Life isn't fair, so let it be ethical

February 05, 2014

A few times a month, at least, I get the question, “Which of your coffees are Organic/Fair Trade?” The 
answer is never straight-forward. Simply stating that at Flat Black we are conscientious in our selection 
of green (unroasted) coffees sounds as if I am evading the question; on the other hand, going into a 
long-winded discussion about how the terms ‘organic’ and ‘fair trade’ are not particularly relevant to the 
small scale farms and co-ops from which we tend to purchase sounds like I’m trying to cover something 
up: that we don’t use those terms because we’re not concerned about the socio-ecological impact of 
Neither response is incorrect; however, it is the approach that is misguided.
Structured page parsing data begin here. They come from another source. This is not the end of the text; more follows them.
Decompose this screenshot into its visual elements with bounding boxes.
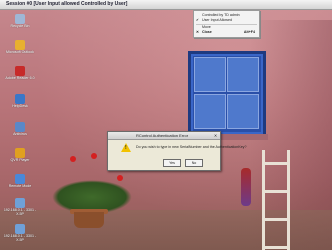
desktop-icon-label: Adobe Reader 6.0 <box>5 76 35 80</box>
desktop-icon-connection[interactable]: 192.168.0.1 - 3301 - X.5P <box>3 198 37 216</box>
ladder-rung <box>262 162 290 165</box>
window-pane <box>194 57 226 92</box>
outlook-icon <box>15 40 25 50</box>
red-flower <box>117 175 123 181</box>
desktop-icon-label: Recycle Bin <box>10 24 30 28</box>
player-icon <box>15 148 25 158</box>
window-pane <box>194 94 226 129</box>
desktop-icon-label: HelpDesk <box>12 104 28 108</box>
connection-icon <box>15 224 25 234</box>
flower-pot <box>74 212 104 228</box>
dialog-close-button[interactable]: ✕ <box>213 133 218 138</box>
red-flower <box>70 156 76 162</box>
menu-item-close[interactable]: ✕ Close Alt+F4 <box>196 30 257 35</box>
recycle-bin-icon <box>15 14 25 24</box>
desktop-icon-label: Antivirus <box>13 132 27 136</box>
desktop-icon-helpdesk[interactable]: HelpDesk <box>3 94 37 108</box>
ladder-rail <box>287 150 290 250</box>
authentication-error-dialog: RControl Authentication Error ✕ ! Do you… <box>107 131 246 171</box>
desktop-icon-player[interactable]: QVR Player <box>3 148 37 162</box>
menu-item-label: Move <box>202 25 211 29</box>
desktop-icon-antivirus[interactable]: Antivirus <box>3 122 37 136</box>
window-pane <box>227 57 259 92</box>
remote-icon <box>15 174 25 184</box>
desktop-icon-label: Remote Mode <box>8 184 32 188</box>
hanging-chilies <box>241 168 251 206</box>
ladder-rail <box>262 150 265 250</box>
desktop-icon-label: Microsoft Outlook <box>6 50 34 54</box>
window-title: Session #0 [User Input allowed Controlle… <box>6 1 128 7</box>
desktop-icon-connection[interactable]: 192.168.0.1 - 3301 - X.5P <box>3 224 37 242</box>
session-context-menu: Controlled by TD admin ✔ User Input Allow… <box>193 10 260 38</box>
menu-item-label: User Input Allowed <box>202 18 232 22</box>
antivirus-icon <box>15 122 25 132</box>
desktop-icon-adobe-reader[interactable]: Adobe Reader 6.0 <box>3 66 37 80</box>
helpdesk-icon <box>15 94 25 104</box>
ladder-rung <box>262 246 290 249</box>
desktop-icon-outlook[interactable]: Microsoft Outlook <box>3 40 37 54</box>
desktop-icon-label: QVR Player <box>10 158 30 162</box>
ladder-rung <box>262 218 290 221</box>
desktop-background[interactable] <box>0 10 332 250</box>
red-flower <box>91 153 97 159</box>
title-bar[interactable]: Session #0 [User Input allowed Controlle… <box>0 0 332 10</box>
remote-session-window: Session #0 [User Input allowed Controlle… <box>0 0 332 250</box>
dialog-message: Do you wish to type in new SerialNumber … <box>136 145 247 149</box>
menu-item-shortcut: Alt+F4 <box>243 30 255 34</box>
desktop-icon-remote[interactable]: Remote Mode <box>3 174 37 188</box>
dialog-title-bar[interactable]: RControl Authentication Error ✕ <box>108 132 220 140</box>
desktop-icon-label: 192.168.0.1 - 3301 - X.5P <box>3 234 37 242</box>
adobe-reader-icon <box>15 66 25 76</box>
desktop-icon-label: 192.168.0.1 - 3301 - X.5P <box>3 208 37 216</box>
yes-button[interactable]: Yes <box>163 159 181 167</box>
menu-item-label: Controlled by TD admin <box>202 13 240 17</box>
no-button[interactable]: No <box>185 159 203 167</box>
ladder <box>262 150 290 250</box>
warning-mark: ! <box>125 145 127 151</box>
connection-icon <box>15 198 25 208</box>
blue-window-image <box>188 51 266 137</box>
desktop-icon-recycle-bin[interactable]: Recycle Bin <box>3 14 37 28</box>
dialog-title: RControl Authentication Error <box>136 133 189 138</box>
window-pane <box>227 94 259 129</box>
ladder-rung <box>262 190 290 193</box>
menu-item-label: Close <box>202 30 212 34</box>
menu-item-user-input-allowed[interactable]: ✔ User Input Allowed <box>196 18 257 23</box>
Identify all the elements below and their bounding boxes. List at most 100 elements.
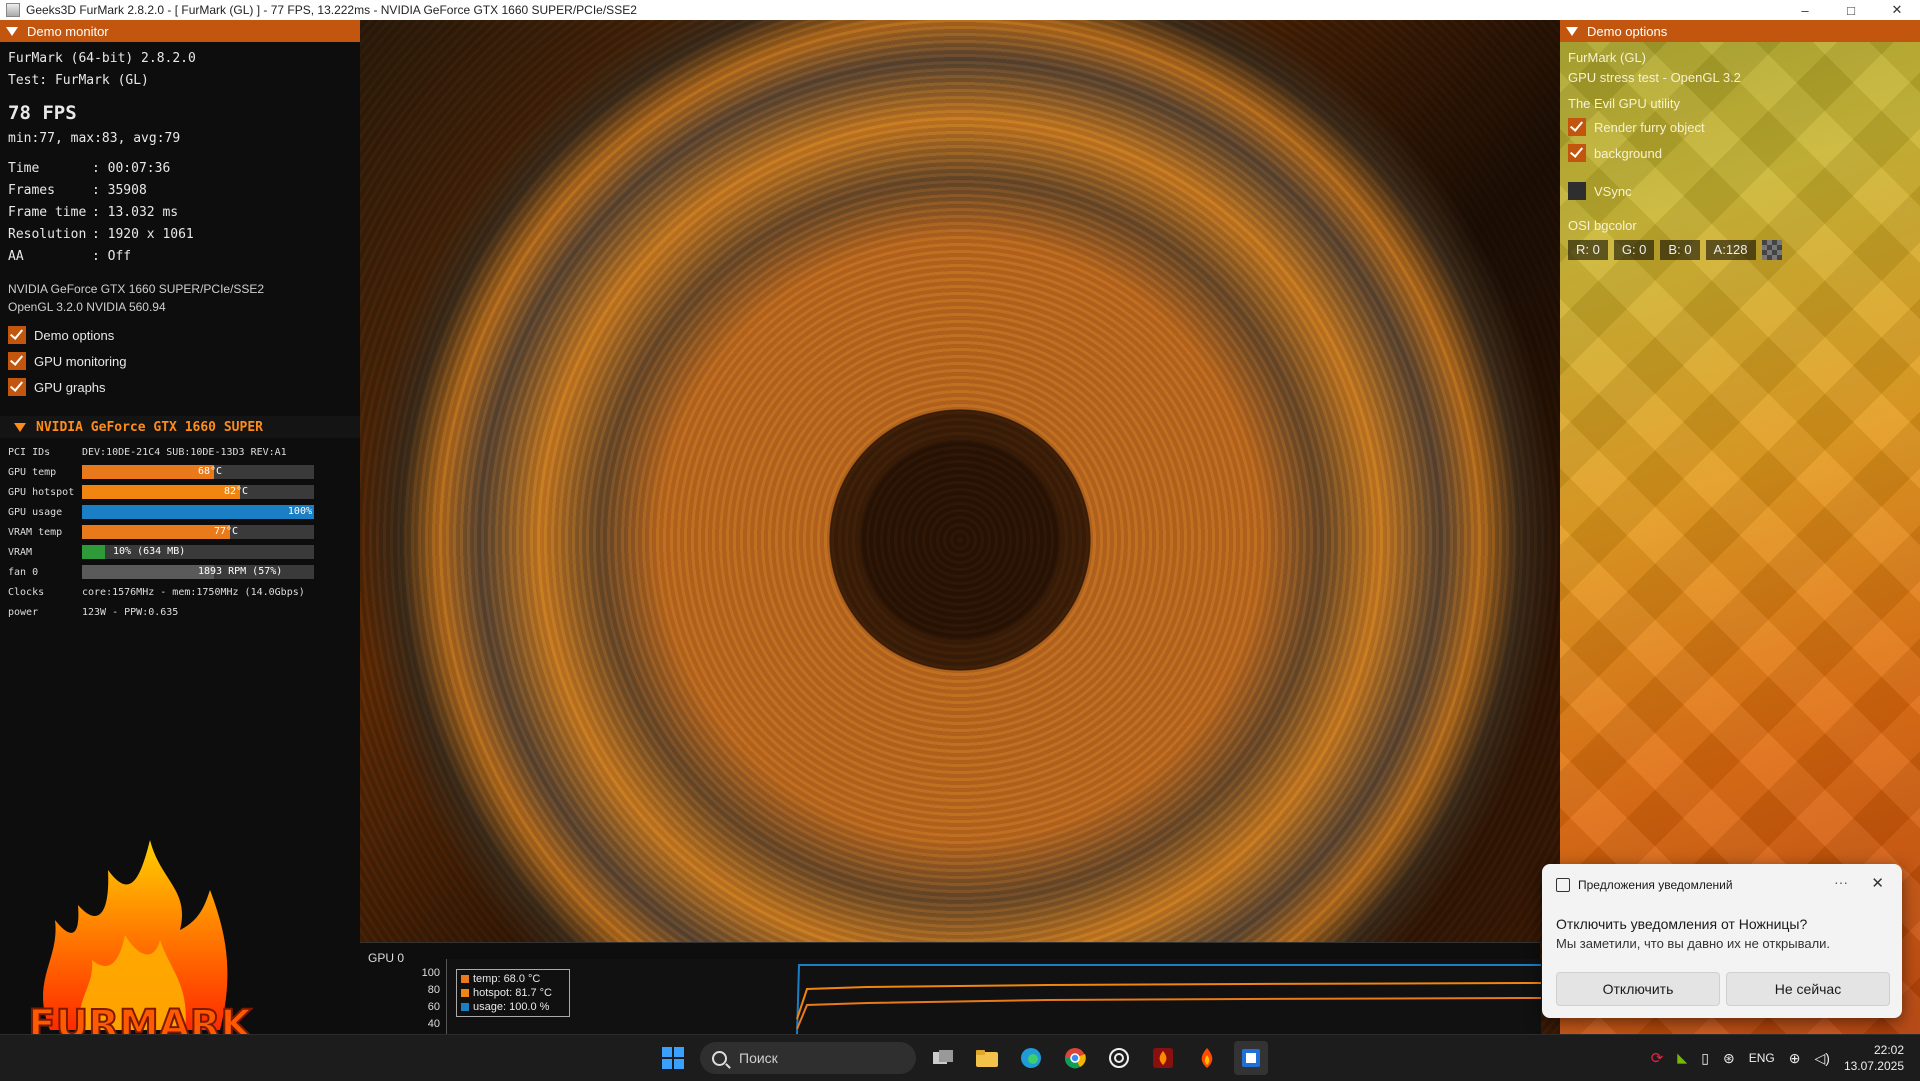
render-furry-checkbox[interactable]: Render furry object bbox=[1568, 114, 1912, 140]
furmark-app-icon[interactable] bbox=[1146, 1041, 1180, 1075]
g-input[interactable]: G: 0 bbox=[1613, 240, 1655, 260]
task-view-icon[interactable] bbox=[926, 1041, 960, 1075]
gpu-metric-row: GPU temp 68°C bbox=[8, 462, 352, 482]
file-explorer-icon[interactable] bbox=[970, 1041, 1004, 1075]
color-swatch[interactable] bbox=[1761, 240, 1782, 260]
stat-row: Resolution: 1920 x 1061 bbox=[8, 227, 194, 242]
maximize-button[interactable]: □ bbox=[1828, 0, 1874, 20]
legend-swatch bbox=[461, 989, 469, 997]
fur-texture bbox=[360, 20, 1560, 1034]
toast-header: Предложения уведомлений bbox=[1556, 878, 1733, 892]
graph-title: GPU 0 bbox=[368, 951, 405, 965]
edge-browser-icon[interactable] bbox=[1014, 1041, 1048, 1075]
demo-options-checkbox[interactable]: Demo options bbox=[8, 322, 352, 348]
metric-bar-fill bbox=[82, 525, 230, 539]
notification-icon bbox=[1556, 878, 1570, 892]
start-icon[interactable] bbox=[656, 1041, 690, 1075]
temp-line bbox=[796, 997, 1542, 1030]
panel-toggles: Demo options GPU monitoring GPU graphs bbox=[0, 316, 360, 406]
fps-stats: min:77, max:83, avg:79 bbox=[8, 131, 181, 146]
vsync-checkbox[interactable]: VSync bbox=[1568, 178, 1912, 204]
metric-label: VRAM temp bbox=[8, 526, 63, 538]
furmark-logo-icon: FURMARK bbox=[27, 840, 255, 1049]
search-icon bbox=[712, 1050, 727, 1066]
app-icon bbox=[6, 3, 20, 17]
checkmark-icon bbox=[8, 326, 26, 344]
system-tray: ⟳ ◣ ▯ ⊛ ENG ⊕ ◁) 22:02 13.07.2025 bbox=[1651, 1035, 1904, 1081]
demo-monitor-title: Demo monitor bbox=[27, 23, 109, 39]
demo-options-body: FurMark (GL) GPU stress test - OpenGL 3.… bbox=[1560, 42, 1920, 266]
collapse-triangle-icon bbox=[14, 422, 26, 432]
fps-value: 78 FPS bbox=[8, 102, 77, 124]
gpu-metric-row: GPU usage 100% bbox=[8, 502, 352, 522]
legend-item: temp: 68.0 °C bbox=[461, 972, 565, 986]
network-icon[interactable]: ⊕ bbox=[1789, 1050, 1801, 1067]
gpu-metric-row: GPU hotspot 82°C bbox=[8, 482, 352, 502]
demo-options-title: Demo options bbox=[1587, 23, 1668, 39]
checkbox-empty-icon bbox=[1568, 182, 1586, 200]
clock[interactable]: 22:02 13.07.2025 bbox=[1844, 1042, 1904, 1074]
graph-lines bbox=[796, 964, 1542, 1036]
furmark-flame-icon[interactable] bbox=[1190, 1041, 1224, 1075]
app-version: FurMark (64-bit) 2.8.2.0 bbox=[8, 51, 196, 66]
nvidia-icon[interactable]: ◣ bbox=[1677, 1050, 1687, 1066]
demo-monitor-panel: Demo monitor FurMark (64-bit) 2.8.2.0 Te… bbox=[0, 20, 360, 1049]
language-indicator[interactable]: ENG bbox=[1749, 1051, 1775, 1065]
gpu-section-header[interactable]: NVIDIA GeForce GTX 1660 SUPER bbox=[0, 416, 360, 438]
gpu-graphs-checkbox[interactable]: GPU graphs bbox=[8, 374, 352, 400]
gpu-metric-row: fan 0 1893 RPM (57%) bbox=[8, 562, 352, 582]
bgcolor-picker: R: 0 G: 0 B: 0 A:128 bbox=[1568, 240, 1912, 260]
y-tick-label: 80 bbox=[427, 984, 440, 996]
render-viewport bbox=[360, 20, 1560, 1034]
stat-row: Frame time: 13.032 ms bbox=[8, 205, 179, 220]
chatgpt-icon[interactable] bbox=[1102, 1041, 1136, 1075]
y-tick-label: 100 bbox=[421, 967, 440, 979]
close-button[interactable]: ✕ bbox=[1874, 0, 1920, 20]
demo-subtitle: The Evil GPU utility bbox=[1568, 96, 1680, 111]
metric-value: 82°C bbox=[224, 486, 249, 497]
gpu-name: NVIDIA GeForce GTX 1660 SUPER bbox=[36, 419, 263, 435]
search-input[interactable]: Поиск bbox=[700, 1042, 916, 1074]
more-options-icon[interactable]: ··· bbox=[1834, 874, 1848, 890]
gpu-metric-row: VRAM 10% (634 MB) bbox=[8, 542, 352, 562]
a-input[interactable]: A:128 bbox=[1705, 240, 1756, 260]
metric-bar: 68°C bbox=[82, 465, 314, 479]
demo-monitor-header[interactable]: Demo monitor bbox=[0, 20, 360, 42]
stat-row: Time: 00:07:36 bbox=[8, 161, 171, 176]
gpu-monitor-table: PCI IDs DEV:10DE-21C4 SUB:10DE-13D3 REV:… bbox=[0, 438, 360, 626]
volume-icon[interactable]: ◁) bbox=[1815, 1050, 1830, 1067]
checkmark-icon bbox=[1568, 144, 1586, 162]
chrome-browser-icon[interactable] bbox=[1058, 1041, 1092, 1075]
collapse-triangle-icon bbox=[1566, 26, 1578, 36]
checkmark-icon bbox=[8, 378, 26, 396]
pci-row: PCI IDs DEV:10DE-21C4 SUB:10DE-13D3 REV:… bbox=[8, 446, 287, 458]
demo-info: FurMark (64-bit) 2.8.2.0 Test: FurMark (… bbox=[0, 42, 360, 274]
checkmark-icon bbox=[8, 352, 26, 370]
metric-value: 10% (634 MB) bbox=[113, 546, 186, 557]
background-checkbox[interactable]: background bbox=[1568, 140, 1912, 166]
demo-options-header[interactable]: Demo options bbox=[1560, 20, 1920, 42]
checkbox-label: GPU graphs bbox=[34, 379, 106, 395]
disable-button[interactable]: Отключить bbox=[1556, 972, 1720, 1006]
stat-row: AA: Off bbox=[8, 249, 132, 264]
antivirus-icon[interactable]: ⊛ bbox=[1723, 1050, 1735, 1067]
power-row: power 123W - PPW:0.635 bbox=[8, 606, 179, 618]
snipping-tool-icon[interactable] bbox=[1234, 1041, 1268, 1075]
usb-icon[interactable]: ▯ bbox=[1701, 1050, 1709, 1067]
gpu-monitoring-checkbox[interactable]: GPU monitoring bbox=[8, 348, 352, 374]
close-icon[interactable]: ✕ bbox=[1871, 874, 1884, 892]
metric-label: GPU temp bbox=[8, 466, 57, 478]
metric-bar: 10% (634 MB) bbox=[82, 545, 314, 559]
checkbox-label: Demo options bbox=[34, 327, 115, 343]
gpu-metric-row: VRAM temp 77°C bbox=[8, 522, 352, 542]
not-now-button[interactable]: Не сейчас bbox=[1726, 972, 1890, 1006]
sync-icon[interactable]: ⟳ bbox=[1651, 1049, 1664, 1067]
r-input[interactable]: R: 0 bbox=[1568, 240, 1608, 260]
graph-plot-area bbox=[446, 959, 1542, 1036]
b-input[interactable]: B: 0 bbox=[1660, 240, 1700, 260]
minimize-button[interactable]: – bbox=[1782, 0, 1828, 20]
taskbar: Поиск ⟳ ◣ ▯ ⊛ ENG ⊕ ◁) 22:02 13.07.2025 bbox=[0, 1034, 1920, 1081]
toast-detail: Мы заметили, что вы давно их не открывал… bbox=[1556, 936, 1831, 951]
collapse-triangle-icon bbox=[6, 26, 18, 36]
legend-swatch bbox=[461, 1003, 469, 1011]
For the consumers 
who simply want a coffee with an official certification, we have that. The Timor Maubese is extremely 
popular, available on our shelves just about year-round, and is Organic/Fair Trade to boot. What’s 
missing is the question, “Why?” It is organic for a reason, and a fascinating one at that: After years of 
civil war on the newly divided island of Timor in 2002, the fledgling economy turned to coffee as a major 
export. While coffee had nominally been grown on the island during Portuguese occupation, 
independence from Indonesia turned it into a cash crop. From its inception, the coffee farming 
community was committed to a high-quality, sustainably grown crop and never had to retro-fit 
generations-old plantations growing conventional produce. [1, 2]
On the other side of the world rests Panama. The volcano Barú in the Boqueté region is home to 
the family owned brand Barú Indian High. The family owns several estates on the peak and have made a 
commitment to maintaining the unique characteristics of their crop for which the generations previous 
were known. Yet, despite the attention the family pays to a superior product, it carries no official 
designations such as Organic or Fair Trade. It just so happens that, as a small company, they are able to 
allow only the highest-grade beans to leave the farms; ethics and sustainability are inherent in the way 
the company operates. [3]
When I buy or taste coffee, I focus on its story. Certifications may tell a piece of the story, or 
may allude to some aspect of it; really, though, I want to be able to taste the origin in my cup. What 
does a Panamanian volcano taste like? Being able to answer this question in a cup of coffee without a 
doubt assures me that the people responsible for making that cup took fantastic care of it, from seed to 
brew. Organic and Fair Trade certifications are not necessarily to be cast aside, but oftentimes a superior 
product is created from a passion for quality that cannot be summed up in an official designation. Let 
the coffee tell its story and you may find a human connection beyond what you ever expected.


susan maguire:

Just saw your company on Chronicle. Very interested. Not really sure what name to order without tasting. We like our coffee very strong.
Have any suggestions?

Sue Maguire

February 11 2014

Rose Milefsky:

Hi, Sue! Thank you for your comment. This is Rose, the author of the post and leader of Flat Black’s 50 Broad Street location.

As far as ordering a strong cup of coffee goes, all of our coffees are “strong” in their own ways. If you stop into one of our locations, our baristas would be happy to let you sample the brewed coffees (we have three every day) and are always ready to answer questions about the product.